Sungguh, bukti-bukti
yang nyata telah datang dari Tuhanmu. Barangsiapa melihat (kebenaran itu), maka
(manfaatnya) bagi dirinya sendiri; dan barangsiapa buta (tidak melihat
kebenaran itu), maka dialah yang rugi. Dan aku (Muhammad) bukanlah penjaga(mu).
(QS 6: 104)
Publik
sudah tahu kalau Al-Qur’an adalah kitab suci umat islam. Ia dijadikan salah
satu sumber iman dan peri kehidupan umat islam. Hal ini disebabkan karena
Al-Qur’an diyakini berasal dari Allah secara langsung. Artinya, Allah langsung
berbicara kepada Muhammad, dan Muhammad kemudian meminta pengikutnya untuk
menuliskannya.
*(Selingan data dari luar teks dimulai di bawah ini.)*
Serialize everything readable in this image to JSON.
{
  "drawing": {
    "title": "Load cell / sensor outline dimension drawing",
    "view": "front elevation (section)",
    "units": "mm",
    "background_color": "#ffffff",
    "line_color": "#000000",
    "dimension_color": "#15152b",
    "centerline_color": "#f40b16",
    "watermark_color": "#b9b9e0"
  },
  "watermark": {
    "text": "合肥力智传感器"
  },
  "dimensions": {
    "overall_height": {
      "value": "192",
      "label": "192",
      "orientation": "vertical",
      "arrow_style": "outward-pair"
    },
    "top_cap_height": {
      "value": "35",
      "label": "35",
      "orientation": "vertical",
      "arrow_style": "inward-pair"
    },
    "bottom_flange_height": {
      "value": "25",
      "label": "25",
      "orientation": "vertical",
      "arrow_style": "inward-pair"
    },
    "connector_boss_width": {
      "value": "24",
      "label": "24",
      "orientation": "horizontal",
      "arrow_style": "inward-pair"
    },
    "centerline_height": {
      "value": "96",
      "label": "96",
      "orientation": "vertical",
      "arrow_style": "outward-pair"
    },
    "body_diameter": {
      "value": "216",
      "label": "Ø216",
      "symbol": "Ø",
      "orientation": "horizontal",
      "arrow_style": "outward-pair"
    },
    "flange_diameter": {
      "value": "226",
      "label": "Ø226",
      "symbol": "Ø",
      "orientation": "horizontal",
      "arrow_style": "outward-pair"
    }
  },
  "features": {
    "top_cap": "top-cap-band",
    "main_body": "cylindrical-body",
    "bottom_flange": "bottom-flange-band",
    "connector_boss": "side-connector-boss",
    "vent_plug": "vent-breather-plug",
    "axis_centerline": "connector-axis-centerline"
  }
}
Karena itu, umat islam yakin dan percaya apa yang tertulis di
dalam Al-Qur’an merupakan kata-kata Allah, sehingga Al-Qur’an dikenal juga
sebagai wahyu Allah. Karena Allah itu maha benar, maka benar pula apa yang
tertulis di dalam Al-Qur’an. Selain itu, Al-Qur’an dinilai suci karena Allah
adalah mahasuci. Penghinaan terhadap Al-Qur’an berarti juga penghinaan terhadap
Allah. Dalam Al-Qur’an, Allah telah memberi bentuk hukuman bagi mereka yang menghina-Nya (QS al-Maidah: 33).
Al-Qur’an
dikenal juga sebagai kitab atau keterangan yang jelas. Kata “jelas” di sini
dimaknai bahwa apa yang tertulis di dalam Al-Qur’an harus dimaknai secara lugas.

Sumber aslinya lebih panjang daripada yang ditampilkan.